Chapter 20 – Workers of the Last Hour – Item 3

Jesus loved the simplicity of symbols, and in his powerful language the workers who came at the first hour were Moses, the prophets and all the initiators who marked the stages of progress that has been continued down through the centuries by the apostles, martyrs, the Church Fathers, learned individuals, philosophers and, finally, Spiritists. Spiritists – the last to arrive – have been announced and foretold since the coming of the Messiah, and they will receive the same recompense. But what am I saying? A greater recompense. As the last to arrive, Spiritists profit from the intellectual endeavors of their predecessors, because humans must inherit from humans, and their endeavors and results are collective: God blesses solidarity. Furthermore, many among them are alive again today, or will come back in the future to complete the work they had formerly begun. More than one patriarch, more than one prophet, more than one disciple of Christ, more than one disseminator of the Christian faith may be found amongst Spiritists; however, they are now more enlightened, more advanced, no longer working on the foundation but on the top floor of the building. Their wages, therefore, will be in proportion to the merit of the work.

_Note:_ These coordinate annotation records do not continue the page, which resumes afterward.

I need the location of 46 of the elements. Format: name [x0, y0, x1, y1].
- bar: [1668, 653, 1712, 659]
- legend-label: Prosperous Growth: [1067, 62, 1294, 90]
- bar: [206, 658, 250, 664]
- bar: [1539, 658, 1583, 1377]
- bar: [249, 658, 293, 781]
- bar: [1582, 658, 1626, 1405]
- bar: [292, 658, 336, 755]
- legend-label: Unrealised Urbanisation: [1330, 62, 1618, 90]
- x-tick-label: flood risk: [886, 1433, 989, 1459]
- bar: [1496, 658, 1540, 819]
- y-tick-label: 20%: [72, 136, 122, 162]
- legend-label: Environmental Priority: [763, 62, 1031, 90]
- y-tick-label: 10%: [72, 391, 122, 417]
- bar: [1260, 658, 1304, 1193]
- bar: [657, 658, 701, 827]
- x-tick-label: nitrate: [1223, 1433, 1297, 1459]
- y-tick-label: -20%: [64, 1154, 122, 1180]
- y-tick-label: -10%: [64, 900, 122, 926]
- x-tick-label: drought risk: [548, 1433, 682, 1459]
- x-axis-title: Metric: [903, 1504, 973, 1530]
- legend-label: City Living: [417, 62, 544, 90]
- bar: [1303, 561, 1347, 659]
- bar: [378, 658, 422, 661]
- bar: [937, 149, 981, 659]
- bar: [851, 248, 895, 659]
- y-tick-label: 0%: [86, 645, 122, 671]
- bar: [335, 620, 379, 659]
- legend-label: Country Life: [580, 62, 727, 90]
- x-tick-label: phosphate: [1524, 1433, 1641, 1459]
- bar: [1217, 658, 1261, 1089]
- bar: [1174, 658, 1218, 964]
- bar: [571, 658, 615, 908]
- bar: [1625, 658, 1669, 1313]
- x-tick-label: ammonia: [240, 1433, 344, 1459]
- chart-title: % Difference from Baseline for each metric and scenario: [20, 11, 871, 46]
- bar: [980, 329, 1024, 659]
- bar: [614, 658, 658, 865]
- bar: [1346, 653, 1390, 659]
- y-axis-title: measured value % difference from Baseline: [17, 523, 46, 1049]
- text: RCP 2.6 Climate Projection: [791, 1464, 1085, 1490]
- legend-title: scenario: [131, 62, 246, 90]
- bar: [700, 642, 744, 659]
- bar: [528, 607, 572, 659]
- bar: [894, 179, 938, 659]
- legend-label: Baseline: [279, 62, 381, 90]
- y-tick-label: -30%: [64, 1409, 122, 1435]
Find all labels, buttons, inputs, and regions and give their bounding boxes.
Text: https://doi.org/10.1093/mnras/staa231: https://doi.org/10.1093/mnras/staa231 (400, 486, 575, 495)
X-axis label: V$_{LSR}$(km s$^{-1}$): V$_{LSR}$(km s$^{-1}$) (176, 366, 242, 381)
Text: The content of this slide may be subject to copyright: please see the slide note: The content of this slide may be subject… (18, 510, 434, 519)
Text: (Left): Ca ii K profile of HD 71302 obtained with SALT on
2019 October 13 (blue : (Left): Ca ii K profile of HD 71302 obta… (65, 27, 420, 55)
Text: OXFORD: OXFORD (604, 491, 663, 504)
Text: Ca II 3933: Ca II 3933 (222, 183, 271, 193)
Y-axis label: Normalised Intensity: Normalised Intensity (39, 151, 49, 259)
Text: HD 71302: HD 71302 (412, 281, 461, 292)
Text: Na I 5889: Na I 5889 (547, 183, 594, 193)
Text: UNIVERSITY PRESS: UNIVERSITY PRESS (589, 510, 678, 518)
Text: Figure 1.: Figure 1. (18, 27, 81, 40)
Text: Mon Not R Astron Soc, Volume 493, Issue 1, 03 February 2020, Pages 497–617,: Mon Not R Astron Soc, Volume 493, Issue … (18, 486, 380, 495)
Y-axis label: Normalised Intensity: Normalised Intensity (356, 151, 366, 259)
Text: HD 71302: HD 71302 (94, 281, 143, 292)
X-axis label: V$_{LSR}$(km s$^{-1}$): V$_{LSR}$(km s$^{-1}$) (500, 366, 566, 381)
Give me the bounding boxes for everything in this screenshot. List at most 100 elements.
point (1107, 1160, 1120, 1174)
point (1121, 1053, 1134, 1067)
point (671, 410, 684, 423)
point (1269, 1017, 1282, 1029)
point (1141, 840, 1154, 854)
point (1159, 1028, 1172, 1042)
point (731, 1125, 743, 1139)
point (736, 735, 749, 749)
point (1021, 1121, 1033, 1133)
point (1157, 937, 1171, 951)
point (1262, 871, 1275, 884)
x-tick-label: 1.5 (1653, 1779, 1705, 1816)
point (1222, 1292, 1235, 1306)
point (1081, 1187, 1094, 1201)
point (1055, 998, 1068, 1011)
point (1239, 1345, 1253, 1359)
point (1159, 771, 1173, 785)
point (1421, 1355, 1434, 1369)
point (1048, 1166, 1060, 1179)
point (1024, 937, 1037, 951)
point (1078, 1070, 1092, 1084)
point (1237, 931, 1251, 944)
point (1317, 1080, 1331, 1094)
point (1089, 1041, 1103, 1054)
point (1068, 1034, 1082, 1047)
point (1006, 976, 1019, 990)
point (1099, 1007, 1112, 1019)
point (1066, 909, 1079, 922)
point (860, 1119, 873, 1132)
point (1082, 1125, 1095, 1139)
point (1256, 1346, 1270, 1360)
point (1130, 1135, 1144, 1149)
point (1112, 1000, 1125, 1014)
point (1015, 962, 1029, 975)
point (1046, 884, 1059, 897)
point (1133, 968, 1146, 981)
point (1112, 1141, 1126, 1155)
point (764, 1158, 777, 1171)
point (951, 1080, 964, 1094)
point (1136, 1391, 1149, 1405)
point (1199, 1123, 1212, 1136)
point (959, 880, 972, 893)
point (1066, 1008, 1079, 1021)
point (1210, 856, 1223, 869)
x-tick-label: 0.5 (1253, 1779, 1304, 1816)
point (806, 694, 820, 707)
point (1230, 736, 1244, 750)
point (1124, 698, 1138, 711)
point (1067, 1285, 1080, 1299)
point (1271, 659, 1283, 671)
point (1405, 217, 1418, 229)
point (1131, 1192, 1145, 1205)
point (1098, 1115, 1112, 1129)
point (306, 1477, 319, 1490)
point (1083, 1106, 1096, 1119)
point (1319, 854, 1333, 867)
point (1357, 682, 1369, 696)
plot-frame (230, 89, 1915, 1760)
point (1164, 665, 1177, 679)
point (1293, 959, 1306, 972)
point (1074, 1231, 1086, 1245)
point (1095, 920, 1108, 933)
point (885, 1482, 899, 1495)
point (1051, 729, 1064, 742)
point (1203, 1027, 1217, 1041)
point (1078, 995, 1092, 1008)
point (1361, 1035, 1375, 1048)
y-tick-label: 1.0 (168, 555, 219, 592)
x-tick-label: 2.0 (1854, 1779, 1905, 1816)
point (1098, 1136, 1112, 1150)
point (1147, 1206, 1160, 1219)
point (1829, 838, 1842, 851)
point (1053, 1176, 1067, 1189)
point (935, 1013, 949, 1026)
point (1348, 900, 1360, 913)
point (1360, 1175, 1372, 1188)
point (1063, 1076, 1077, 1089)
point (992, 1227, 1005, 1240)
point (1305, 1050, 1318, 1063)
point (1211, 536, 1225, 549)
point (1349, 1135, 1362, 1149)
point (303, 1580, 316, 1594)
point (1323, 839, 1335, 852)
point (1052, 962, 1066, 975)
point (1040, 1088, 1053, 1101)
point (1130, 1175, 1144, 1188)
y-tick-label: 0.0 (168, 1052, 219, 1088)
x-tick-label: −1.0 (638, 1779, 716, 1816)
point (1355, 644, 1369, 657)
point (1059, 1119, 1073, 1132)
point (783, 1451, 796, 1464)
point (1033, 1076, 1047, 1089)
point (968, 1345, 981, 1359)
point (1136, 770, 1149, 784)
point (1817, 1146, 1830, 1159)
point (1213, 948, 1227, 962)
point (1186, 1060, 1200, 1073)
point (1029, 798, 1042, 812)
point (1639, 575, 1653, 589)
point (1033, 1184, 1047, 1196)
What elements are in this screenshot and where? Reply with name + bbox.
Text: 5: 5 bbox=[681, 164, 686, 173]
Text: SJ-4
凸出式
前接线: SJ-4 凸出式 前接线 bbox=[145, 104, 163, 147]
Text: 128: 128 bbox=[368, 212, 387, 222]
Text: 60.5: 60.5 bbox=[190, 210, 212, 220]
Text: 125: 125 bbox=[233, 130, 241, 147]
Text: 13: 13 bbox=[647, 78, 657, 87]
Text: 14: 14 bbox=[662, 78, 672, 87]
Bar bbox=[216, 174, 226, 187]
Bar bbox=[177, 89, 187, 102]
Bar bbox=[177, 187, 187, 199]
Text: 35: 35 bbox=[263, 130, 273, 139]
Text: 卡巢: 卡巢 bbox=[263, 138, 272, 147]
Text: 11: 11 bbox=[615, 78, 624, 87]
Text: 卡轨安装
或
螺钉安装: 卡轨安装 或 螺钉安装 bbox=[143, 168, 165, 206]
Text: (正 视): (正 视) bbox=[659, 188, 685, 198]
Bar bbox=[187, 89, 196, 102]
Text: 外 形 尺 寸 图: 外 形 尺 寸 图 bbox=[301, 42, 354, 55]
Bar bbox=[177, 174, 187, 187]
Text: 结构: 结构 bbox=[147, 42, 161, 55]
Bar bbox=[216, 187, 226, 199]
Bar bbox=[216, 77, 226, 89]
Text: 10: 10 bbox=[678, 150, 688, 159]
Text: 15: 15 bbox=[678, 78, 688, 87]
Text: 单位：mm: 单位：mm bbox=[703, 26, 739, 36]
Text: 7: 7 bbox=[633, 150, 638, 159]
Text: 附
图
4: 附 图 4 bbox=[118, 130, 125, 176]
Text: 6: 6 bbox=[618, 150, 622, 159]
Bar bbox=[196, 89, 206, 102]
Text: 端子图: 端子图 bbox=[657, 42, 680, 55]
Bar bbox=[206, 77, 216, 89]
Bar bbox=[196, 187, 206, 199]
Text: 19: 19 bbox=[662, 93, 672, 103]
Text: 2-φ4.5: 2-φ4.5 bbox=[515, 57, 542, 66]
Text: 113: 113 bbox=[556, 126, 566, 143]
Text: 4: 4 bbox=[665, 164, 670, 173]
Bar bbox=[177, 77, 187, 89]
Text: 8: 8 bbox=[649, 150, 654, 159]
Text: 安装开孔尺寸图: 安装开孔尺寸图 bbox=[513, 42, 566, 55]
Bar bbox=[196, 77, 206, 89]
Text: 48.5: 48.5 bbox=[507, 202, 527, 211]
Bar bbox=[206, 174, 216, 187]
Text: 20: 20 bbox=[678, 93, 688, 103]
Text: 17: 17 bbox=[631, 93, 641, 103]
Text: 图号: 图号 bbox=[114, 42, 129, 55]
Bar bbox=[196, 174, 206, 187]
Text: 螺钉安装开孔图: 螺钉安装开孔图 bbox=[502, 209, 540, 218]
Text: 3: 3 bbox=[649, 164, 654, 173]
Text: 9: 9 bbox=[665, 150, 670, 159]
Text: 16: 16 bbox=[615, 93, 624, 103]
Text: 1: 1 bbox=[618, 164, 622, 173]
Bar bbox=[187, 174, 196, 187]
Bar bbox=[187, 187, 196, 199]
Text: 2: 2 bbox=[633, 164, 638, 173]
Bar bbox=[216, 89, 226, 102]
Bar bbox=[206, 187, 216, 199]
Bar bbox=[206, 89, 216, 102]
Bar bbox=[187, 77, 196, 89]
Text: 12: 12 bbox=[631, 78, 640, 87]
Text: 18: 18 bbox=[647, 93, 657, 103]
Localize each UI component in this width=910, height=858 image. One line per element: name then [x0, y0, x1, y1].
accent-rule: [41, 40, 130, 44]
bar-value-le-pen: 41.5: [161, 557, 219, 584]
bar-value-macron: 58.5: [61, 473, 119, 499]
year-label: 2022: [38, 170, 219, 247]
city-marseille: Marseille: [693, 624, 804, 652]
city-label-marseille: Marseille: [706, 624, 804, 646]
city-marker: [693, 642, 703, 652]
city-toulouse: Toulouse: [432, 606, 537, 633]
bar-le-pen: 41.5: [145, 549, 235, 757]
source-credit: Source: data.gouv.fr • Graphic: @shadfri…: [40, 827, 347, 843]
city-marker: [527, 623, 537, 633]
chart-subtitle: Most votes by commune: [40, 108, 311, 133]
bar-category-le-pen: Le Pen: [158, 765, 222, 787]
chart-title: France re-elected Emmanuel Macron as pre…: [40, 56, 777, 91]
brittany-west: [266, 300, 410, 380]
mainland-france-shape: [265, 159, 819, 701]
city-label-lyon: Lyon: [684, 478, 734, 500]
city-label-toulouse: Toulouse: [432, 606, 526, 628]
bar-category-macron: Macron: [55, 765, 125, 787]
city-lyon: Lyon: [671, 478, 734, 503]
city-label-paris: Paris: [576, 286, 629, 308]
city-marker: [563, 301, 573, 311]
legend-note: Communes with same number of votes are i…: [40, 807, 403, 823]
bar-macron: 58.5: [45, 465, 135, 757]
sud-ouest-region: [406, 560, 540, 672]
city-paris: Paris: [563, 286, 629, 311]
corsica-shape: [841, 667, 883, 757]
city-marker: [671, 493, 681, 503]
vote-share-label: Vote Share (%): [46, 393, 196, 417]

Reincarnation – that wonderful tenet – both immortalizes and defines spiritual affiliation. Called to give an accounting of its earthly mandate, the spirit understands the continuity of the task, interrupted but always resumed once again. It sees and senses that it has seized in its flight the thought of its predecessors. It enters the arena again, matured by experience, to advance a little more. And all, workers of the first and of the last hour, with their eyes opened to the profound justice of God, no longer complain, but simply worship.

This is one of the true meanings of this parable. Like all the parables that Jesus addressed to the people, beneath its forms and images it contains the seed of the future as well as the revelation of that magnificent unity that harmonizes all things in the universe, and that solidarity that reconnects all present beings to the past and future.